The weather changes quickly during Springtime – so much so that it can feel like there have been all four seasons in a single day! This rapid reversal of conditions can greatly benefit your photography, since it is at these ‘boundaries’ of weather systems that some of the best natural lighting can be found. Shoot just before a rainstorm or just after one, to make the most of directional and focussed light. Arrange your composition so that the illuminated foreground contrasts against dark storm clouds.

2 Make the most of colour

Shoot your best springtime images

 

 

 

 

 

 

 

 

 

 

 

One of the reasons Spring landscapes are so appealing is that they are in stark contrast to the empty, minimalist views found during Winter. Make colour a dominant aspect of your Springtime images, looking more closely at colour contrasts in particular. Yellows and blues and green/ red combinations work well, as they are easy on the eye and are found in abundance. Always ensure you have a definable subject however, to provide a place for the viewer’s eye to rest. Green is a very Spring-like colour, so use this to great effect, shooting healthy and fresh-looking images. Be aware that green is a potentially flat colour in isolation, so be sure to include an area of contrast, to break up the frame and add weight.

3 Get up close

Shoot your best springtime images

 

 

 

 

 

 

 

 

 

 

 

New life is a major feature of Spring, so use a longer focal length, or macro lens, to isolate individual flowers and plants. Be mindful of colour once more and arrange your frame so that the background compliments the subject. Try using a wide aperture to blur foreground flowers, rendering them an attractive colourful mist.

4 Make weather a feature

Shoot your best springtime images

 

 

 

 

 

 

 

 

 

 

 

While sweeping landscapes demonstrate the dramatic Spring weather well, they aren’t the only way to make it an asset. Rainstorms are frequent during this season, so rather than staying indoors to escape them, look for small-scale detail shots to creatively illustrate the time of year. Luckily Spring rain tends to be quite intense, with large droplets of water. This makes photographing them easier, while the large splash they produce can look dramatic. Use a macro lens, or an optic of 50mm and above to isolate the rain impacts on a flat and neutrally coloured surface. Use a shutter speed of over 1/500sec to freeze the water movement, or alternatively, employ a flash, angled at 90 degrees to the focal plane, to reduce motion blur and add sparkle to each droplet.

5 Focus on the sky

Shoot your best springtime images

 

 

 

 

 

 

 

 

 

 

 

The sky in a landscape can make or break an image. It is often the area of a photo which draws the attention of the viewer first, or which holds their attention later. Spring skies are some of the most dramatic and energetic of the year (in more ways than one) and due to the widened contrast of stormy light, less effort is often needed to capture a adequately dark sky.

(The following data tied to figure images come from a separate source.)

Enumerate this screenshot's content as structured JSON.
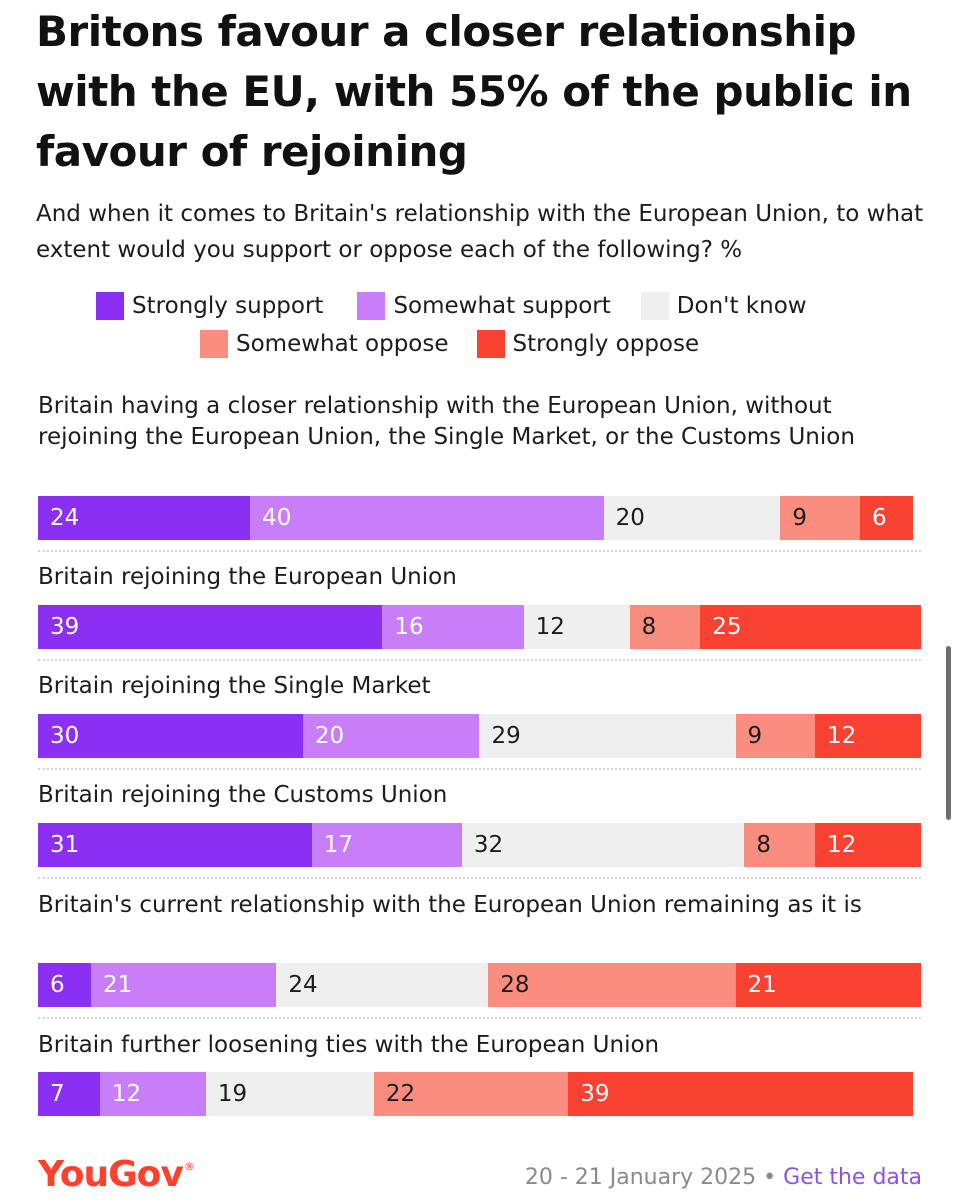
{
  "title": "Britons favour a closer relationship with the EU, with 55% of the public in favour of rejoining",
  "subtitle": "And when it comes to Britain's relationship with the European Union, to what extent would you support or oppose each of the following? %",
  "legend": [
    {
      "label": "Strongly support",
      "color": "#8b2ff2"
    },
    {
      "label": "Somewhat support",
      "color": "#c87ef8"
    },
    {
      "label": "Don't know",
      "color": "#efefef"
    },
    {
      "label": "Somewhat oppose",
      "color": "#fb8c80"
    },
    {
      "label": "Strongly oppose",
      "color": "#fa4233"
    }
  ],
  "chart_data": {
    "type": "bar",
    "stacked": true,
    "orientation": "horizontal",
    "title": "Britons favour a closer relationship with the EU, with 55% of the public in favour of rejoining",
    "subtitle": "And when it comes to Britain's relationship with the European Union, to what extent would you support or oppose each of the following? %",
    "categories": [
      "Britain having a closer relationship with the European Union, without rejoining the European Union, the Single Market, or the Customs Union",
      "Britain rejoining the European Union",
      "Britain rejoining the Single Market",
      "Britain rejoining the Customs Union",
      "Britain's current relationship with the European Union remaining as it is",
      "Britain further loosening ties with the European Union"
    ],
    "series": [
      {
        "name": "Strongly support",
        "color": "#8b2ff2",
        "values": [
          24,
          39,
          30,
          31,
          6,
          7
        ]
      },
      {
        "name": "Somewhat support",
        "color": "#c87ef8",
        "values": [
          40,
          16,
          20,
          17,
          21,
          12
        ]
      },
      {
        "name": "Don't know",
        "color": "#efefef",
        "values": [
          20,
          12,
          29,
          32,
          24,
          19
        ]
      },
      {
        "name": "Somewhat oppose",
        "color": "#fb8c80",
        "values": [
          9,
          8,
          9,
          8,
          28,
          22
        ]
      },
      {
        "name": "Strongly oppose",
        "color": "#fa4233",
        "values": [
          6,
          25,
          12,
          12,
          21,
          39
        ]
      }
    ],
    "legend_position": "top",
    "grid": false
  },
  "footer": {
    "brand": "YouGov",
    "date": "20 - 21 January 2025",
    "bullet": "•",
    "link": "Get the data"
  }
}
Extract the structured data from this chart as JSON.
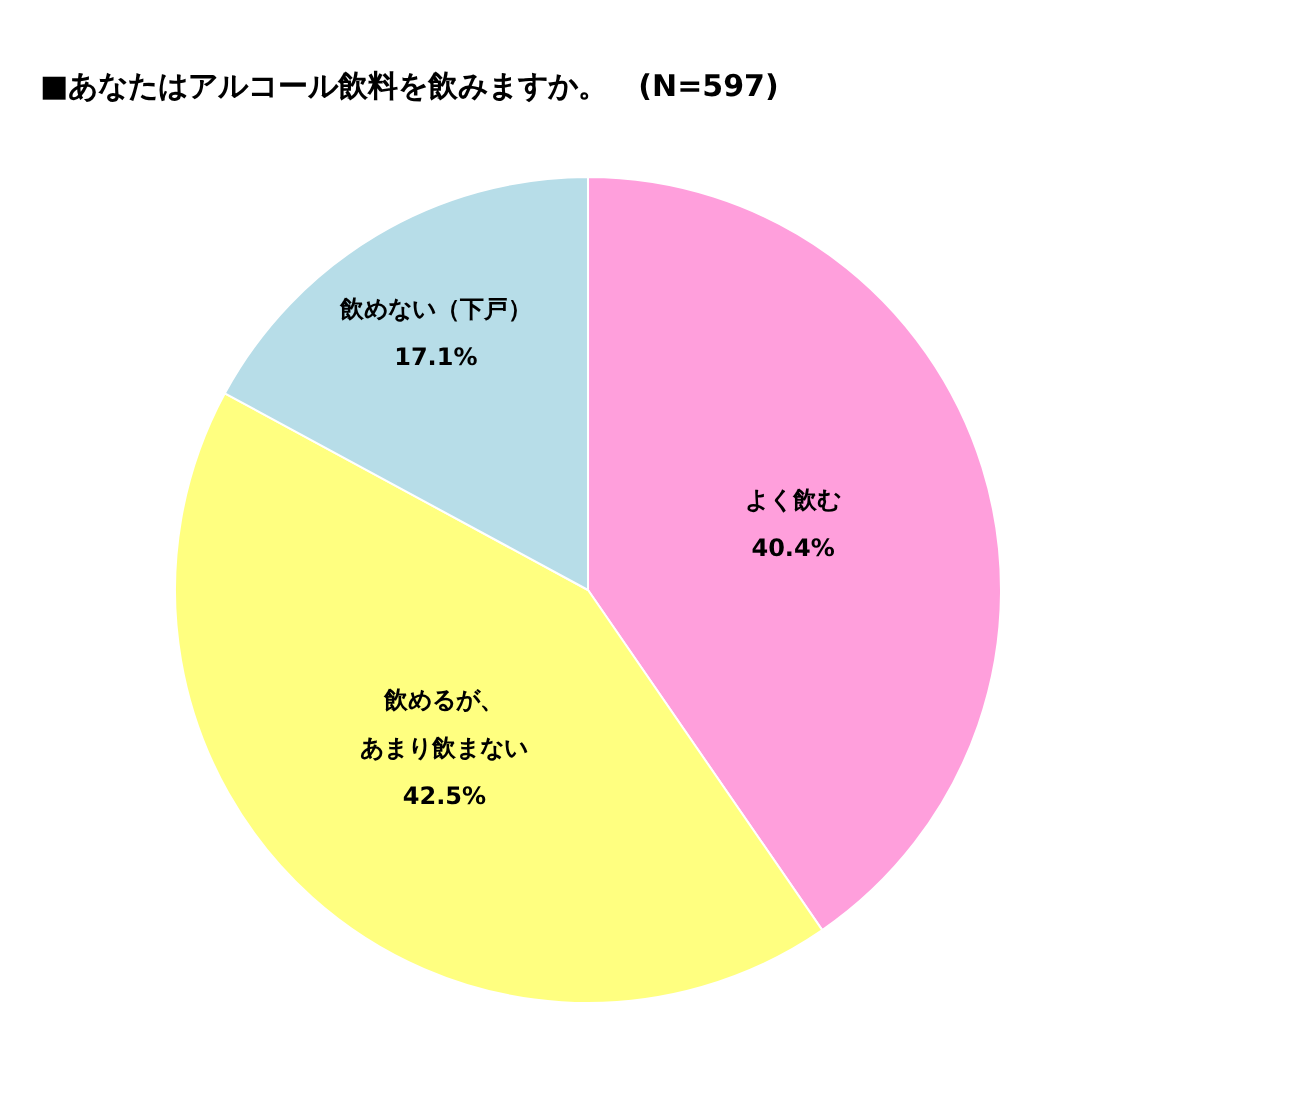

Meter from highlights on the ground (unusually there is often a reversal of tones, so that the foreground is brighter than the sky, in Spring) and use exposure compensation to alter brightness of the clouds. Be sure that colours in the sky do not become ‘murky’ – showing up as muddy browns or black, rather than golden or dark blue. If this happens increase the exposure by around 1/2 stop and reshoot. Compose your image so that up to 2/3 of the frame consists of the sky, or go further if your foreground is lacking detail and divide the frame for 3/4 or even 7/8 sky, with minimal foreground.